Book: It’s not our fault

Book declares free will an illusion … to an extent

Sep 5, 2012 at 5:00 am
Book: It’s not our fault

‘Free Will’
By Sam Harris. Free Press; 83 pgs., $9.99.

This slim tome — the main argument spans only 66 pages — spends its first paragraph introducing “free will,” the belief that we choose, and are conscious of our choosing, our actions in life. Then the author renders one of the most horrific crimes imaginable: a late-night robbery of the Petit family, a sleeping father bludgeoned with a baseball bat, the mother raped and strangled, and two daughters bound and tied and left in a house doused with gasoline and burned.

What he says next feels emphatically true: “Upon hearing about crimes of this kind, most of us naturally feel that men like (these criminals) should be held morally responsible for their actions.” But are they? According to Dr. Sam Harris, the answer is likely No. But why? It seems our past haunts us in ways we can’t account for and can scarcely control, let alone overcome. Consider this quote by LZ Granderson, found on Facebook: “Being gay isn’t a choice, but being a bigot certainly is.” As to bigotry being a “choice,” Harris begs to differ.

Harris draws on the neuroscience of the day to solidify his argument. The decision to choose chocolate ice cream over vanilla? It’s possible the choice was made in your brain several hundred milliseconds, possibly up to 10 full seconds, before you even became aware of it. “We do not know what we intend to do,” Harris claims, “until the intention itself arises.” Thinking, in other words, is deterministic: Free will as we know it is an illusion, and our behavior is determined by innumerable background causes, most of which we are blind to — where we grew up, who our parents were, what we ate for lunch, and on and on.

One of the ground assumptions Harris attacks is the idea that, given different circumstances in the past, we could have acted differently. “If only I had …” sounds nice, but because we can’t control our impulses at any time, we blame ourselves and each other, and this leads the author’s argument into what may be its most controversial area: the legal system. How are we to account for crimes and, more importantly, deal with the perpetrators?

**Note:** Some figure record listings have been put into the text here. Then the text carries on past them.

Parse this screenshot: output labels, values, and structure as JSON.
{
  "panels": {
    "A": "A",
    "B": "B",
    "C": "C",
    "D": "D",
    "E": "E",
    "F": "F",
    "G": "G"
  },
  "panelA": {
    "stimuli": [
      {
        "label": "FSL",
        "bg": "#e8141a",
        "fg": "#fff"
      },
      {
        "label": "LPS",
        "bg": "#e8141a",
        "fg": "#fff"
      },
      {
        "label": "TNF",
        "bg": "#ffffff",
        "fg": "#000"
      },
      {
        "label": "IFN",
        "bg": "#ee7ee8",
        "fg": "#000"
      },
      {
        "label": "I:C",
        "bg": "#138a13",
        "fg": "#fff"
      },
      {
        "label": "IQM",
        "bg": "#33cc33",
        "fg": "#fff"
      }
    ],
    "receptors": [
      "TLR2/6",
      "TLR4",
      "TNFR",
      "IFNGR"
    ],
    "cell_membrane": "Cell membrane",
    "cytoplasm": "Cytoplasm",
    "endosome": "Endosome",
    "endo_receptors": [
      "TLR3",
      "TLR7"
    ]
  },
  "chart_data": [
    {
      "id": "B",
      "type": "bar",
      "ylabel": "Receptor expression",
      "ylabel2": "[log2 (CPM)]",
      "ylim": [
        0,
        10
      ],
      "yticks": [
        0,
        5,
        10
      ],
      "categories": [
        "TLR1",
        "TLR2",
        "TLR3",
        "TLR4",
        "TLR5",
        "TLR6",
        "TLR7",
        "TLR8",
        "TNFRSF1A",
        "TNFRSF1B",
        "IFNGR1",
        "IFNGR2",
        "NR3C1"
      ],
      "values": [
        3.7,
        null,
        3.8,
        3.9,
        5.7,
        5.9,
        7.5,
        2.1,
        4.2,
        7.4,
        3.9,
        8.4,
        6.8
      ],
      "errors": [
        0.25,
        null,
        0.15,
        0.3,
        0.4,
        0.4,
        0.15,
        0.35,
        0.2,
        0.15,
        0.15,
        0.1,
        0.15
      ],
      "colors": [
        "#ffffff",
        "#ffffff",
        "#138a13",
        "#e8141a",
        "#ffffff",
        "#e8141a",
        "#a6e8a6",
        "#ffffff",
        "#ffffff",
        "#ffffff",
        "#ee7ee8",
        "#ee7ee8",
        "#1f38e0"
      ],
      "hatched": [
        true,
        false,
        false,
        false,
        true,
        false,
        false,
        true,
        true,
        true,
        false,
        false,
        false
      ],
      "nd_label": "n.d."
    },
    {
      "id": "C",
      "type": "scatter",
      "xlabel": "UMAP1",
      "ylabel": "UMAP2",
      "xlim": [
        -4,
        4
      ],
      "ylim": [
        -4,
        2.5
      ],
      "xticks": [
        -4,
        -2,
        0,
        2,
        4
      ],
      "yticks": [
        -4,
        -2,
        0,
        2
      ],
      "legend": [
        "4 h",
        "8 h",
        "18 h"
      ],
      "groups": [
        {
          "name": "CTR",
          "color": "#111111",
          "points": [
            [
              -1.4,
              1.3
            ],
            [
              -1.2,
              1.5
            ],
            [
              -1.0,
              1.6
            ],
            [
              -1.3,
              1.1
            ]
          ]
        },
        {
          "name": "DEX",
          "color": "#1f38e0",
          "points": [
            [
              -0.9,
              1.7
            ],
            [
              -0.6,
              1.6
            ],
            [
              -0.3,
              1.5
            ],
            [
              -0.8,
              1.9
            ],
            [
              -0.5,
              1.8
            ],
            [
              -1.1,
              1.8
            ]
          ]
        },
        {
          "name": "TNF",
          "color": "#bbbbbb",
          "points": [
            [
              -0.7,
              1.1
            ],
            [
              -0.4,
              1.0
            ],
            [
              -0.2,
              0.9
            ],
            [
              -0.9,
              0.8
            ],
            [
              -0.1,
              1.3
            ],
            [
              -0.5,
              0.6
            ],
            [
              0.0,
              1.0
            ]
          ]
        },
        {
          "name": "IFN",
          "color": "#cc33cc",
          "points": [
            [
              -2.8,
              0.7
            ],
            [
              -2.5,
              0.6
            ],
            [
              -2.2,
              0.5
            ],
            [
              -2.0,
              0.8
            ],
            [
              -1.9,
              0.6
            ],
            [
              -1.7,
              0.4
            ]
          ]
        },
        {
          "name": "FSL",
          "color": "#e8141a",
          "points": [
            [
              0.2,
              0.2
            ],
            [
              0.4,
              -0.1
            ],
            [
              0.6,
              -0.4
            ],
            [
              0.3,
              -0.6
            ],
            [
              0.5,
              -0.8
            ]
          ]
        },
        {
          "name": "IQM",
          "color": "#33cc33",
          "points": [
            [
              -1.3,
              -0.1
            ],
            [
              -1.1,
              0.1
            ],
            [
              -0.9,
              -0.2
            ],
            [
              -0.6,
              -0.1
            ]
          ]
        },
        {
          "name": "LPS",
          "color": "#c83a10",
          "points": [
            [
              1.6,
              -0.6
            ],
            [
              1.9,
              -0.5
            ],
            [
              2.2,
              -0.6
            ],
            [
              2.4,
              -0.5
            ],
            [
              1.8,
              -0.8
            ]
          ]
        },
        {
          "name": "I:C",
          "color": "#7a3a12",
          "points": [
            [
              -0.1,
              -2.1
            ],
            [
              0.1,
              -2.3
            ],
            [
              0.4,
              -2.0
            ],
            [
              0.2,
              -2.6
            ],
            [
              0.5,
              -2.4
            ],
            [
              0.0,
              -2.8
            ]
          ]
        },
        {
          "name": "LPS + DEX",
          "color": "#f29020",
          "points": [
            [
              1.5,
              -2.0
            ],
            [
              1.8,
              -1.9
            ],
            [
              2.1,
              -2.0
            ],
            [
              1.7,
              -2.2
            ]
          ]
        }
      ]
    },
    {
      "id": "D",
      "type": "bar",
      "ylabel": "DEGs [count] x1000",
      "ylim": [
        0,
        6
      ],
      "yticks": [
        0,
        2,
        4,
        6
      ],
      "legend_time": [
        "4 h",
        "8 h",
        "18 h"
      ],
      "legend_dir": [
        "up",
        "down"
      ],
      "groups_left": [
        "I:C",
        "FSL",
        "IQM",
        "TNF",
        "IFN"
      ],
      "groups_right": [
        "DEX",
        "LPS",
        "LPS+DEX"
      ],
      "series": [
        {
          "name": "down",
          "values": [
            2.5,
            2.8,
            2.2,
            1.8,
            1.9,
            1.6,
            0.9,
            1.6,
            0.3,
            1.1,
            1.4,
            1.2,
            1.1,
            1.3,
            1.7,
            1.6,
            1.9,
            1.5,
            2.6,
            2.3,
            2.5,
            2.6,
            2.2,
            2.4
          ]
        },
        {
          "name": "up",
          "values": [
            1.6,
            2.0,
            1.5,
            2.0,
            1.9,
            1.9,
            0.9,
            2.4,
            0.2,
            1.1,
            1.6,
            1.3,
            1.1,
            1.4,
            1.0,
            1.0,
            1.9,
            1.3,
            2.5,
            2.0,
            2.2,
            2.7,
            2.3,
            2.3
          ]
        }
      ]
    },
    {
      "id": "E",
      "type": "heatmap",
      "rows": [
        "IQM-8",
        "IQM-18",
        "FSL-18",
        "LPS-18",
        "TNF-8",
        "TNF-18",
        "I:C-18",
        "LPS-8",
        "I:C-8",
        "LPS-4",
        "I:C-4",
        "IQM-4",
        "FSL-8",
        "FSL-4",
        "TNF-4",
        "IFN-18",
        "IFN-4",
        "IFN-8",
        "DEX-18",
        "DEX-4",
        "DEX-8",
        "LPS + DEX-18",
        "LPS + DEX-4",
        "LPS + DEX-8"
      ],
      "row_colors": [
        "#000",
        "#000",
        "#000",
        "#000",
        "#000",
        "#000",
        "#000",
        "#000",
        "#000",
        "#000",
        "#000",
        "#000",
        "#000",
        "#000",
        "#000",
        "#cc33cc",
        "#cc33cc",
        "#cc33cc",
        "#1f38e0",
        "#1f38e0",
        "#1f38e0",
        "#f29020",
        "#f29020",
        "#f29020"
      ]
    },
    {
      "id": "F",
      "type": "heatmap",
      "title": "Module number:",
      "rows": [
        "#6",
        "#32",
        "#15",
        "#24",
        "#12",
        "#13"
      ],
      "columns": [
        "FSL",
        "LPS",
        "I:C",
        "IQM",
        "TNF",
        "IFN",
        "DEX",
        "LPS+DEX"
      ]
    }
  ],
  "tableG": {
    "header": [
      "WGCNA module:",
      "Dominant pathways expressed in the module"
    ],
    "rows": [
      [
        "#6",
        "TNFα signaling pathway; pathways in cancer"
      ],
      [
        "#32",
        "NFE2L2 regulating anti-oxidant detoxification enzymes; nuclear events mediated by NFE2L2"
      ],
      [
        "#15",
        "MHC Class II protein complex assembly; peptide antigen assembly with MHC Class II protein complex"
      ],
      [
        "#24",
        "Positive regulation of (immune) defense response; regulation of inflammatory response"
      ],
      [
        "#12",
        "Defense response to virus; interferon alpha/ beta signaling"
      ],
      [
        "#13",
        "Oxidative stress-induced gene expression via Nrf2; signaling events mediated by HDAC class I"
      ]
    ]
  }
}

If we view the world of laws from a deterministic viewpoint — indeed, if we view the perpetrators of bigotry, racism, sexism, homophobia, you name it — Harris says simply, it’s not their fault. Furthermore, punishment is cruel. How can we punish those who simply have no conscious control over their behavior? Rather, he insists, we should help them. But how?

Naturally, this makes for a controversial book. Though eminently readable, the particulars of scientific findings can be difficult to slog through. Yet the reward lies in Harris’ insistence that to leave behind the idea of “free will” actually leads to freedom — and compassion, not to mention acceptance and forgiveness. Sure, we have a responsibility to help people, but to get at the meat of the problem, we need to leave old thinking behind. “Where people can change, we can demand that they do so,” Harris says. “Where change is impossible or unresponsive to demands, we can chart some other course.”